Er sah traurig auf den Boden.
"Ich will das auch nicht."
Ich stöhnte.
"Ernsthaft? Schon wieder? Haben die kein Leben?"
"Du kannst mir nicht erzählen, dass es dir gut geht."
"Kann dir doch egal sein", sagte ich und blinzelte die Tränen weg, die gerade hochschossen.
Dann rannte ich nach oben.
Zu Lynn.
Zu der einzigen im Umkreis von 500 Metern, die nicht wusste, dass ohne sie in Zehn Minuten wieder Mal ein Krankenwagen vor der Tür stehen würde.
"Hey", sagte ich leise.
"Was ist los?"
Ich setzte mich zu ihr.
"Hab mich mit meinem Vater gestritten. Ich hasse das. Und trotzdem passiert es jeden Tag."
Sie schluckte.
"Und deine Mutter?"
Ich ballte meine rechte Hand zu einer Faust.
"Können wir bitte über was anderes reden als meine Mutter?"
"Ich streite mich auch oft mit meiner Mutter."

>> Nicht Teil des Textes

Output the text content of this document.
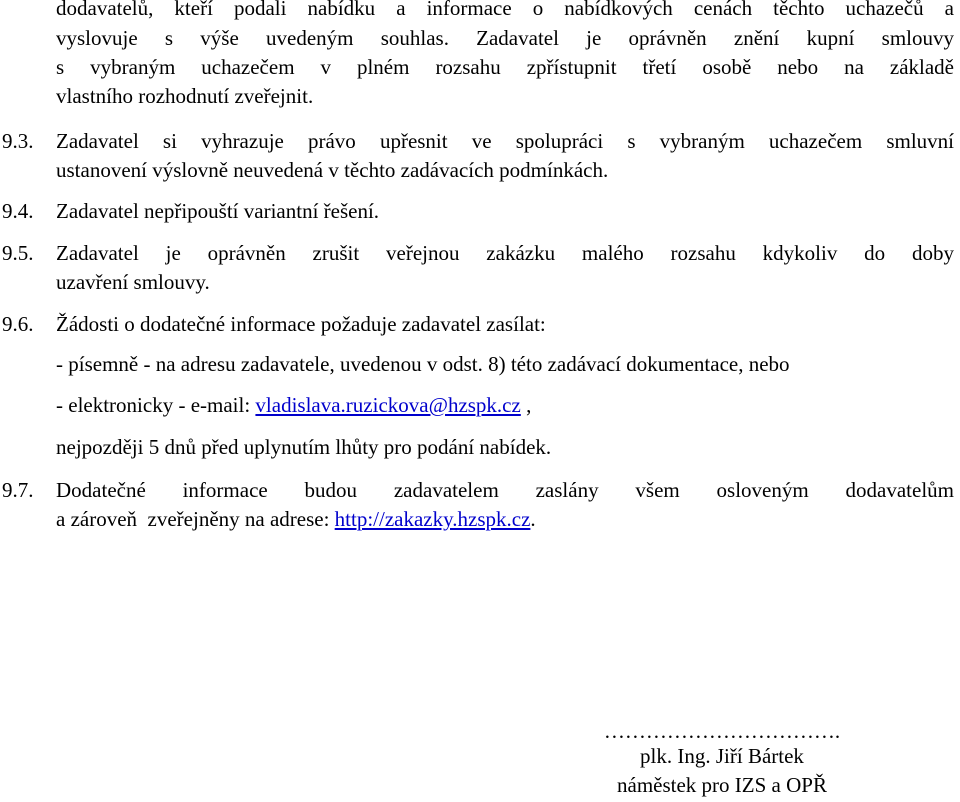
dodavatelů, kteří podali nabídku a informace o nabídkových cenách těchto uchazečů a
vyslovuje s výše uvedeným souhlas. Zadavatel je oprávněn znění kupní smlouvy
s vybraným uchazečem v plném rozsahu zpřístupnit třetí osobě nebo na základě
vlastního rozhodnutí zveřejnit.
9.3. Zadavatel si vyhrazuje právo upřesnit ve spolupráci s vybraným uchazečem smluvní
ustanovení výslovně neuvedená v těchto zadávacích podmínkách.
9.4. Zadavatel nepřipouští variantní řešení.
9.5. Zadavatel je oprávněn zrušit veřejnou zakázku malého rozsahu kdykoliv do doby
uzavření smlouvy.
9.6. Žádosti o dodatečné informace požaduje zadavatel zasílat:
- písemně - na adresu zadavatele, uvedenou v odst. 8) této zadávací dokumentace, nebo
- elektronicky - e-mail: vladislava.ruzickova@hzspk.cz ,
nejpozději 5 dnů před uplynutím lhůty pro podání nabídek.
9.7. Dodatečné informace budou zadavatelem zaslány všem osloveným dodavatelům
a zároveň  zveřejněny na adrese: http://zakazky.hzspk.cz.
…………………………….
plk. Ing. Jiří Bártek
náměstek pro IZS a OPŘ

"Super. Ich gar nicht. Sie gibt einfach keinen Fick mehr auf mich, weißt du? Nicht dass sie das je getan hätte. Sie ist einfach abgehauen, als ich 7 war und depressiv wurde. Ich habe einfach keine Mutter, okay?"
Sie nahm meine Hand.
"Okay."
Ich sah weg.
"Kannst du mir ein Tattoo stechen?"
Ich nickte.
"Okay."
Ich nahm mein Clipper, ein Taschentuch, ein Stück Papier, meine Nähnadel und Tattoofarbe.
"Was willst du denn?"
"Einen Smiley."
"Krieg ich hin. Mit oder ohne Kreis? Und wo?"
"Erstmal ohne. Auf meinen Mittelfinger."
"Okay."
Ich ging aus dem Zimmer.
Dann kam ich wieder.
"Wo warst du?"
"Hände waschen."
"Ach so. Tut da sehr weh?"
"Ne, nur ganz wenig."
Ich nahm ihre Hand in die eine und die Nadel in die andere.
"Bereit?"
"Yes."
Sie kniff beim ersten Stich die Augen zusammen.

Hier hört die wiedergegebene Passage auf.